Negar-te seria negar-me. Quero-te. Quero o teu riso. O teu olhar. O teu andar. Mas não precisa de ser hoje, nem já.
Amo-te. Amo-te com todo o que tenho. E não tenho medo de o dizer. Alguma vez te disse? Creio que não. Creio que não precisavas de ouvir. Há coisas que só se sentem. E ao dize-lo só iria minimizar tudo o que sentia e, sinto por ti. Sempre duvidamos do amor. Passávamos horas a falar sobre se existia mesmo esse sentimento, ou se simplesmente tinha sido inventado para nossa infelicidade. Achávamos que os Homens procuravam em toda a sua existência esse sentimento, e não o realizando, em nenhum estado de vida, morriam frustrados. Limitamo-nos a acreditar nisto para nunca nos frustrarmos. E se agora te disser que tenho a certeza que esse sentimento existe? Chamemos-lhe amor para facilitar. Entrei numa nova dimensão. E tu não estas cá para partilhar isso comigo. Volta depressa.
Irrita-me o teu silêncio. Irrita-me a tua distância. Volta depressa.
Tenho saudades do teu cheiro a mar.
Sou feito de ondas
Oh se eras… um mar imenso onde eu só queria mergulhar.
Tenho saudades do teu sabor salgado.
Sou feito de maresia
Calma, incerta, violenta, intensa… oh se eras… e eu só queria viajar no teu corpo, noites e noites sem fim, distinguindo o dia da noite apenas pela luz trémula que teimava a entrar pela a janela mal fechada.
Tenho saudades tuas. Lembras-te do quanto nos riamos da palavra saudade? Só portuguesa mesmo. Procuramos em todas as línguas e dialectos. Ninguém mais tem saudades. Então achávamos que as saudades não existiam, que nós as inventávamos para sofrermos mais um pouco.
Pois, agora, riu-me do que dizíamos.
As saudades existem, sentem-se, vem-se, saboreiam-se. Saboreio cada dia da tua ausência como um sabor de um gelado novo. Sentes saudades minhas? Ao menos faço te falta?
Sonhador. Pescador de sonhos. Incompreendido pescador de sonhos. Volta depressa.
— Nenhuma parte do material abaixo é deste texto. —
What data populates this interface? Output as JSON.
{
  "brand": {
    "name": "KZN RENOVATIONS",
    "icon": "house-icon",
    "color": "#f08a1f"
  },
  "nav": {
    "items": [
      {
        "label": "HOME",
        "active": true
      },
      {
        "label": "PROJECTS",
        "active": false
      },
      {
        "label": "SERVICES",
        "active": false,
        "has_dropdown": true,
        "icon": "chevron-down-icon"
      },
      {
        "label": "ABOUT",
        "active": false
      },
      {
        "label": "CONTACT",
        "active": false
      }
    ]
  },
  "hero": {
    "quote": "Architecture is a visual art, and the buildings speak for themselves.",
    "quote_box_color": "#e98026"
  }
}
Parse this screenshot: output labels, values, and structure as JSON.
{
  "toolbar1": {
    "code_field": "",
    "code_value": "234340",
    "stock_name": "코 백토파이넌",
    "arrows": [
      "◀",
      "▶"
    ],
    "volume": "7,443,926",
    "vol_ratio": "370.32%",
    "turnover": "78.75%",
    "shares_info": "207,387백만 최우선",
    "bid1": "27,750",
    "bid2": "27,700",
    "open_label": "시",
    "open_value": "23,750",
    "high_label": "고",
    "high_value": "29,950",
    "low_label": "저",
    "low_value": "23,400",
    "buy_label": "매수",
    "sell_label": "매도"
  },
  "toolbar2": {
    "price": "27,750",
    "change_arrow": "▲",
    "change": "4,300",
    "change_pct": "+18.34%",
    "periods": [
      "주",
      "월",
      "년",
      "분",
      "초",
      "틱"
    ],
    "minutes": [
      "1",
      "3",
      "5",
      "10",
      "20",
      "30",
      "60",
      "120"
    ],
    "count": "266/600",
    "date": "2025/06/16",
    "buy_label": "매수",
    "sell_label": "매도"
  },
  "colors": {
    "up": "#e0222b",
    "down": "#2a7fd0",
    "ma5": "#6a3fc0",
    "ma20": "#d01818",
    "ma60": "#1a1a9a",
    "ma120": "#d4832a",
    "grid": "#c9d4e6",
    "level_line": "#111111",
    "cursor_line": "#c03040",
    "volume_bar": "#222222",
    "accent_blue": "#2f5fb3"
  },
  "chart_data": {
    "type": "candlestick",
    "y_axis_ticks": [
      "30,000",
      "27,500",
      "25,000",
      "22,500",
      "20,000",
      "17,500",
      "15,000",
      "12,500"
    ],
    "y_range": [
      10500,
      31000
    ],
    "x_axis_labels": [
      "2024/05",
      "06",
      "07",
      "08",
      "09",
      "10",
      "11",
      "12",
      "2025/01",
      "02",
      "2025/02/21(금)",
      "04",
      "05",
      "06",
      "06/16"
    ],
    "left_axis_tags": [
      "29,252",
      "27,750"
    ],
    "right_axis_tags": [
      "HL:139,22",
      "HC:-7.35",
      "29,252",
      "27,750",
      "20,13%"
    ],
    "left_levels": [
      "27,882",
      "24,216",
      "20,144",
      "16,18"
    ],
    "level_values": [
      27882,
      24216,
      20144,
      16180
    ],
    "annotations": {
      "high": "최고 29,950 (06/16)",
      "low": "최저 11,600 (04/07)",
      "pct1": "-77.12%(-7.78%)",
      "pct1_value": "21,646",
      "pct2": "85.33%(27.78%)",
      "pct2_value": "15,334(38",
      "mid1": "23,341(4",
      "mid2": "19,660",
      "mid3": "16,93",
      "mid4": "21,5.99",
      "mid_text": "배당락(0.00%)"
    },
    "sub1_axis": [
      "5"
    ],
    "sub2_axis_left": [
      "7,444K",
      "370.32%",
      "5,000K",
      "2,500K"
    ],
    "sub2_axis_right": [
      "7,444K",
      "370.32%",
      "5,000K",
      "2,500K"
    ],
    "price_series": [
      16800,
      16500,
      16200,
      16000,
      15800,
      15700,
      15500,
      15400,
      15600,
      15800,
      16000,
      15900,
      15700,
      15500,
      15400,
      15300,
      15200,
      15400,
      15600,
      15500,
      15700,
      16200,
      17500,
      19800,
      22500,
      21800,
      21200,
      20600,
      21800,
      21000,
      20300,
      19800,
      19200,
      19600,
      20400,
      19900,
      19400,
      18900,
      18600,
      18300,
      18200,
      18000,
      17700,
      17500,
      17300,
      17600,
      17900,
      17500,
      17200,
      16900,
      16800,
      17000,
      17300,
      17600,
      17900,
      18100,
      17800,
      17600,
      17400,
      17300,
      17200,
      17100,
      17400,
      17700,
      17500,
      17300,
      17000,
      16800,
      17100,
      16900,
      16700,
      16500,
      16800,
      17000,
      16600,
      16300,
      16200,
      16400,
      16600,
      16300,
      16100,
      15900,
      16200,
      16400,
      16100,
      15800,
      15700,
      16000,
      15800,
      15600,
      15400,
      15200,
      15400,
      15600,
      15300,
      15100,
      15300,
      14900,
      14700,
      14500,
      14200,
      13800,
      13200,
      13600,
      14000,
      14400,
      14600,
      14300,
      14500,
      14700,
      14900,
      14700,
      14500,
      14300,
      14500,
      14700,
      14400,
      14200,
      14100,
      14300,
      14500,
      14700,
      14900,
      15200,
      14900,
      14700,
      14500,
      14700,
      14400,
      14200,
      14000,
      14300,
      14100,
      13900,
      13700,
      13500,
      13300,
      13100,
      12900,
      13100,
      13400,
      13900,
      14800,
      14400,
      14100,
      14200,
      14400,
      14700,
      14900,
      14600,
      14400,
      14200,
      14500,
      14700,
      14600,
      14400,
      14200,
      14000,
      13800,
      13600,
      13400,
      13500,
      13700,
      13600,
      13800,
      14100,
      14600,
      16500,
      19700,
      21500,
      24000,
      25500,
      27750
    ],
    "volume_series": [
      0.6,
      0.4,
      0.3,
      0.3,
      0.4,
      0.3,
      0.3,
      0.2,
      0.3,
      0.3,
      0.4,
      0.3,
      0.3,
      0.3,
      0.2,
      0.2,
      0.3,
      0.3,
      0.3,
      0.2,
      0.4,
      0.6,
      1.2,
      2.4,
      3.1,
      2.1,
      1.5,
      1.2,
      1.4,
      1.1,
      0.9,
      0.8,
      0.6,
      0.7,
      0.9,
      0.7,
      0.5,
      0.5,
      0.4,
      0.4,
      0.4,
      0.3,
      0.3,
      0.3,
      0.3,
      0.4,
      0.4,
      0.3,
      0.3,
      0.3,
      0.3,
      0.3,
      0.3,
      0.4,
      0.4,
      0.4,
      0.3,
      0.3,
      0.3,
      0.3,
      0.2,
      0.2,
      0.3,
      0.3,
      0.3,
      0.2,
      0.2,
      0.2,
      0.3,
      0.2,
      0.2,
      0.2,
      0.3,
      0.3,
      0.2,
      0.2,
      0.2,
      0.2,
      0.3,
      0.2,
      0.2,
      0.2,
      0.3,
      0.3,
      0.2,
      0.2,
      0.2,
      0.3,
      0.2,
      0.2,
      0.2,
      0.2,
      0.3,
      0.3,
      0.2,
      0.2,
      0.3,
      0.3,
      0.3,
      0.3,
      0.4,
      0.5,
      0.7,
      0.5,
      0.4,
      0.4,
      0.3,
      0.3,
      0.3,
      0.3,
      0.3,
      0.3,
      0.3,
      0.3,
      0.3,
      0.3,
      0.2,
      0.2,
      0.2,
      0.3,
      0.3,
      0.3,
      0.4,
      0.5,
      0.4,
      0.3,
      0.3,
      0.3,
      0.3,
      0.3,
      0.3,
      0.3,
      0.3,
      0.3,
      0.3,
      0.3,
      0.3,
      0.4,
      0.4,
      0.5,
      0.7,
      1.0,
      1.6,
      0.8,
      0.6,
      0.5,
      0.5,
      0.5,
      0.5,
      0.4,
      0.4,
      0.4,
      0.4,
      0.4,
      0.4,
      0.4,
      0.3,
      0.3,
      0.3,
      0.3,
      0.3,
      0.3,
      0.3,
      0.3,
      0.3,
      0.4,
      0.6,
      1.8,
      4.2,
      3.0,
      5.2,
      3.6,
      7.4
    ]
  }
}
Ganhaste me na rifa tolinho.

16/01/2005

Volta depressa (Carta 2)

Porto, 21 de Junho de 2004




Não dormi hoje. Desassossegada com o sossego do mundo. Sempre inventei um mundo cor-de-rosa a minha volta que sabia não existir. Sempre te fiz crer que achava tudo perfeito. Agora que tu não estas desassossega-me o perfeito. Pintava o mundo assim para ti. Sei que te apaziguava a alma. Sei que me procurarias todas as noites para te acalmar. Fiz me teu porto de abrigo. E agora perdeste a ancora, a bússola, o norte. Não sabes onde é a tua casa? Volta rápido.
Sei que te cativava a minha vida, a minha alegria, a minha juventude. E agora roubaste-me. Estou velha, cansada. Uma autentica peter pan no mundo mortal dos sem imaginação.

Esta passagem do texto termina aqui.